What's Depth of Field?
Notice in the above photograph, the grass at the bottom of the picture in front of the river otter is out of focus. The grass at the top of the picture behind the otter is also out of focus. Even the back of the otter is a little out of focus. My depth of field for this photograph was just wide enough to cover the otter's head and neck.
The depth of field of your photograph will change depending on three factors:
- F/Stop. The above photograph was shot at f/5.6. If I had chosen f/16, the depth of field would be much greater, and more of the frame would be in focus.
- Distance from subject. The greater the distance between your camera and the place you are focusing, the greater the depth of field you will have in your photograph.

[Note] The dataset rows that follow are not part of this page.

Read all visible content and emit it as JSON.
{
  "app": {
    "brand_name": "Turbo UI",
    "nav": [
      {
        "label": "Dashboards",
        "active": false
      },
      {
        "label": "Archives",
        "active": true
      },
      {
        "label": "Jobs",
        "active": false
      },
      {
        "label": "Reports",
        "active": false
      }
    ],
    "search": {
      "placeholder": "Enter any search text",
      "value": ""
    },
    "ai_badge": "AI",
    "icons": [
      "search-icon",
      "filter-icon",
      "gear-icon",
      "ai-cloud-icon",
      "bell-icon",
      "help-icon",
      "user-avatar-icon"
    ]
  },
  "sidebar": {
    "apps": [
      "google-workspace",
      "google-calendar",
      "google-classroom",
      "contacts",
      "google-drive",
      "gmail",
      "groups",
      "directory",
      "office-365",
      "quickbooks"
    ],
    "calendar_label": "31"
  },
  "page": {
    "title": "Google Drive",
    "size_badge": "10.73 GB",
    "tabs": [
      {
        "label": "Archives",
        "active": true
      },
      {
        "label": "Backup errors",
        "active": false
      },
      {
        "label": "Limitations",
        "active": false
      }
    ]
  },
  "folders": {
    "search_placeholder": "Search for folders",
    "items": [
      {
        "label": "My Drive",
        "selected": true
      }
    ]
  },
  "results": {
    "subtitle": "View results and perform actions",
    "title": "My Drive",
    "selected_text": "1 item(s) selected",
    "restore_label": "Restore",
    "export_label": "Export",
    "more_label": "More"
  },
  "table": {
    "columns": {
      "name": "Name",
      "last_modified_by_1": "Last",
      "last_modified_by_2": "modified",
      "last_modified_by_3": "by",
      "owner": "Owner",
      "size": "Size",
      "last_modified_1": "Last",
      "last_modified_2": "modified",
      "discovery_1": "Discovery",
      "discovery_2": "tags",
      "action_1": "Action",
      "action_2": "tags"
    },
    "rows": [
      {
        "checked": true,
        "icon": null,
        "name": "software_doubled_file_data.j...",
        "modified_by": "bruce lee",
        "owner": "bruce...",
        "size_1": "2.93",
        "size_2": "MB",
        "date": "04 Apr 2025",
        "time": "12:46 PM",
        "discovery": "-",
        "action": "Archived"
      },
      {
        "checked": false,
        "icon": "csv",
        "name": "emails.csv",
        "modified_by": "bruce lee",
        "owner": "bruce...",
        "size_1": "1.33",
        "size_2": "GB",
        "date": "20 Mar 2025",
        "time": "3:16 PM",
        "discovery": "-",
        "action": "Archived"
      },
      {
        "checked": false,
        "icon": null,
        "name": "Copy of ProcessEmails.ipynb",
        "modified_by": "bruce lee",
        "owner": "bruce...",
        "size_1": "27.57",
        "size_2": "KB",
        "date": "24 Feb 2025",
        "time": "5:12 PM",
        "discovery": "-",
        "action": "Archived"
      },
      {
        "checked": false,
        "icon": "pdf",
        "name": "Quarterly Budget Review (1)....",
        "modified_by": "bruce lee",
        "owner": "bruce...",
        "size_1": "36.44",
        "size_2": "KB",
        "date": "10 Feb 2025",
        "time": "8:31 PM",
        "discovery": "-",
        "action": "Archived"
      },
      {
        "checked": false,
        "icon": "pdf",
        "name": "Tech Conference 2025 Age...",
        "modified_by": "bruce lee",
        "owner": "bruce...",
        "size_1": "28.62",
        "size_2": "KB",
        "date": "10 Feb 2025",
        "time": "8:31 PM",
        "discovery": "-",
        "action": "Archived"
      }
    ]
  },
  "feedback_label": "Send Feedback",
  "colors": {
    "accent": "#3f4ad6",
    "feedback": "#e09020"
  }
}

- Focal length of lens. The longer your lens, the less depth of field you will have in your photograph.
If you shoot with a large enough f/stop, a wide enough lens, or are far enough away from your subject (or some combination of the three), your depth of field can be so great that it will extend behind the focus point to infinity. That is, the entire image behind the plane of focus will be sharp.
Note: For more detail on the affects of distance, focal length and aperture on depth of field, if you shoot the same subject at the same f/stop many times, varying the focal length of the lens and your distance from the subject so that the subject is always the same size in the frame, the depth of field will be exactly the same in every photograph. However, there is still significance in choosing whether to shoot your subject with a wide angle lens close up or a long lens far away.

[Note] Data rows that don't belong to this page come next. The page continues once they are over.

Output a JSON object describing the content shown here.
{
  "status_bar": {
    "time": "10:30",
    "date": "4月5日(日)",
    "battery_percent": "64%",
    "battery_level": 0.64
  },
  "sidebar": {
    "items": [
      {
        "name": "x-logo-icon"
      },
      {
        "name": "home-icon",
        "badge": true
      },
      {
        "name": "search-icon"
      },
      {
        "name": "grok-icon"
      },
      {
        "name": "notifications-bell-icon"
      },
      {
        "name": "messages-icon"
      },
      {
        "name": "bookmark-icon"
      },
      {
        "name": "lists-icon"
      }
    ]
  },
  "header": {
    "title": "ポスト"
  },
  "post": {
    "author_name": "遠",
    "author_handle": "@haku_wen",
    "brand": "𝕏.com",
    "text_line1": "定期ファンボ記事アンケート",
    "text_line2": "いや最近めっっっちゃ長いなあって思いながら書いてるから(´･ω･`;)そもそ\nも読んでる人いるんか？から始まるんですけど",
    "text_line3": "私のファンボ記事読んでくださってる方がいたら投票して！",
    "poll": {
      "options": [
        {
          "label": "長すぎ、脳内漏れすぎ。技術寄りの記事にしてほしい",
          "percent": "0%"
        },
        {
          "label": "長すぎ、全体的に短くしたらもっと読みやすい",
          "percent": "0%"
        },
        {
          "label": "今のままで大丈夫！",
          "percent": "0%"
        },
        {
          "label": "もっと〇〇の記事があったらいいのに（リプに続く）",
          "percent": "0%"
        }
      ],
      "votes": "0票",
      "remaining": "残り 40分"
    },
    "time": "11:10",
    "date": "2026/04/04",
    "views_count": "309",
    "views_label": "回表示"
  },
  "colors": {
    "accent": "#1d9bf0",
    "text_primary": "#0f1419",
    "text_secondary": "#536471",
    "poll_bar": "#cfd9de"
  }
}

- With longer lenses, it's easier to get your subject separated from the background. Longer lenses have a narrower angle of view, so the background of your image will cover much less area than shorter lenses. Wide angle lenses have wider backgrounds that cover a greater area. This means that it is easier to compose your photograph with a background that is not distracting to your subject. If I shot the above photograph at 100mm, I would have had to include much more stuff in the background, stuff that I wouldn't want in my photograph, like trees and water. Because I shot at 400mm, I was able to shoot this picture with only grass in the background, making (for me) a more pleasing and simple composition. And, because the background covers less space at 400mm, the background grasses are larger in the frame than they would be if I had shot at 100mm. Even though they would be out of focus whether I shot at 100mm or 400mm (with the otter the same size), the out of focus grass in the background is larger in the frame at 400mm, so it's blurriness is more apparent to the viewer. The subject will appear to stand out from the background a little more when shot with a longer lens.

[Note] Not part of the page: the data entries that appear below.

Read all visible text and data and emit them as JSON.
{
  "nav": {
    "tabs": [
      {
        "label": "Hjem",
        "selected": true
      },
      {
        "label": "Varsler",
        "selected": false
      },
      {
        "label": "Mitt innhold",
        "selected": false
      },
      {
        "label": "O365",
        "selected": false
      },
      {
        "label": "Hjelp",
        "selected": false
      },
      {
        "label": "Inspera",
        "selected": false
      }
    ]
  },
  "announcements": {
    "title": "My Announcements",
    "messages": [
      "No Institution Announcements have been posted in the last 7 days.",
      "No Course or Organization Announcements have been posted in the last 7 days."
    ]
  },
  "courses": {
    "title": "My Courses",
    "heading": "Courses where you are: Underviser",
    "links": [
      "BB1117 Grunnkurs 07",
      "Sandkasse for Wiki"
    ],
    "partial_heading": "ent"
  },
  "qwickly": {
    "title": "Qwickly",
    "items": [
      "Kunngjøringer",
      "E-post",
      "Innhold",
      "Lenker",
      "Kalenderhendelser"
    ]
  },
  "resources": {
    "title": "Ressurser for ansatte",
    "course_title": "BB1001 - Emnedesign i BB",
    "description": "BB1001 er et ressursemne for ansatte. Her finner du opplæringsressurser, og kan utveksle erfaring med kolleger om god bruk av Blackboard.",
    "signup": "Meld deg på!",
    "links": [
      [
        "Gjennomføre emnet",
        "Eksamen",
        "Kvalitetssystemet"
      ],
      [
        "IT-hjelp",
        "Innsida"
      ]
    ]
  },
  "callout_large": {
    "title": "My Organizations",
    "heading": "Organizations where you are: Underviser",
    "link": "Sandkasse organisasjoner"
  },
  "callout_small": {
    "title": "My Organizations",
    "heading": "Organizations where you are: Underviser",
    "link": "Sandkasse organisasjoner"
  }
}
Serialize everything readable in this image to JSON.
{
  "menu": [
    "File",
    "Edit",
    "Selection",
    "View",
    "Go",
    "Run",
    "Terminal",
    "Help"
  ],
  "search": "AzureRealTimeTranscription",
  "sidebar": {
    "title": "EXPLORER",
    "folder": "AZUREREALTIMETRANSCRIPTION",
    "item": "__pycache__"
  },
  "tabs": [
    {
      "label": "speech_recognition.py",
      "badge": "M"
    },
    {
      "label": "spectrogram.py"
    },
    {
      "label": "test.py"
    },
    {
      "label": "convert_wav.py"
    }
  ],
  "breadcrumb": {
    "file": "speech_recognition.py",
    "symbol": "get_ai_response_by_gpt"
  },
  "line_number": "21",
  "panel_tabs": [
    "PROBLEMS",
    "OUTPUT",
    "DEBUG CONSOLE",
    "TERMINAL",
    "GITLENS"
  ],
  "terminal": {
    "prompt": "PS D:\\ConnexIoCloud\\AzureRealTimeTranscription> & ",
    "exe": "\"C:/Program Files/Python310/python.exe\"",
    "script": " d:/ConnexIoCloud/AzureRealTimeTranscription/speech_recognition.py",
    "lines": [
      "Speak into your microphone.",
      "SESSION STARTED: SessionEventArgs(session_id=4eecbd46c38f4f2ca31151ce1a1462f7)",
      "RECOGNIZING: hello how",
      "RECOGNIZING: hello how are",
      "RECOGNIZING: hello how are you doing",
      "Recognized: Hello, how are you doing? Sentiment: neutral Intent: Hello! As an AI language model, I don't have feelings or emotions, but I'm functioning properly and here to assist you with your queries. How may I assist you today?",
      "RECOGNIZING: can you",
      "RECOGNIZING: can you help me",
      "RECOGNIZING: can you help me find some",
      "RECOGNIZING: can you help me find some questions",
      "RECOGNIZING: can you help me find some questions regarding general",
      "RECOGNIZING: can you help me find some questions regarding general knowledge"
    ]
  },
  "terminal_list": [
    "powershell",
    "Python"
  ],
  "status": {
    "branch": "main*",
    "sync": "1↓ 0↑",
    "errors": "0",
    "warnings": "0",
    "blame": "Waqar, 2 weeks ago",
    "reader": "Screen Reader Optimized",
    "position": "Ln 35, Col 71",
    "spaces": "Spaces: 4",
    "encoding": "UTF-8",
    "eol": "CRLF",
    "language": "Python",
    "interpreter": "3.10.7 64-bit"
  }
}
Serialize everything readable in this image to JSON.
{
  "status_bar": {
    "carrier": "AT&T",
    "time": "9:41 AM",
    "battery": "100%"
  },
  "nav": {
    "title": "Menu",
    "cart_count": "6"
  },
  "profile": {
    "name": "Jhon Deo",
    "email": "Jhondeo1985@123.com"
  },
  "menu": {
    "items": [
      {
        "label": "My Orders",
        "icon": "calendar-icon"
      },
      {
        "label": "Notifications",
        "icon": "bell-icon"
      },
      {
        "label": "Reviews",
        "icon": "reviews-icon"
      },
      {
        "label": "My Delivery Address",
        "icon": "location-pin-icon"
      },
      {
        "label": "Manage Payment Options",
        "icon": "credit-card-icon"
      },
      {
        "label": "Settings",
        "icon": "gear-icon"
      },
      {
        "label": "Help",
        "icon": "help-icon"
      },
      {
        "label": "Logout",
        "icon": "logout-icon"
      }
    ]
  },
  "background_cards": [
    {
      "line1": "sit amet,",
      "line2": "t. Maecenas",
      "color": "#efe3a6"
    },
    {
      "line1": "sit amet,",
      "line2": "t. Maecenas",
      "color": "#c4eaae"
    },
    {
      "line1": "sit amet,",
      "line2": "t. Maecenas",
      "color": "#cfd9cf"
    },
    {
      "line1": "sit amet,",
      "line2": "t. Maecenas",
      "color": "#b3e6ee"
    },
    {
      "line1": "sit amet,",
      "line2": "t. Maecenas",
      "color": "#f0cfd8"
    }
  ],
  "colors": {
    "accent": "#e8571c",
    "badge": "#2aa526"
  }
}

- Wide angle lenses create a sense of drama and depth. If you use a wide angle lens and make a small subject large in the frame, you may still have an entire mountain in the background. But since the photograph is a flat, 2-D artifact, the disparity between the relative size of the small subject in the foreground and the large mountain in the background can create drama and interest. Beyond this, it will also be easier to ensure that the distant background is in focus along with your subject.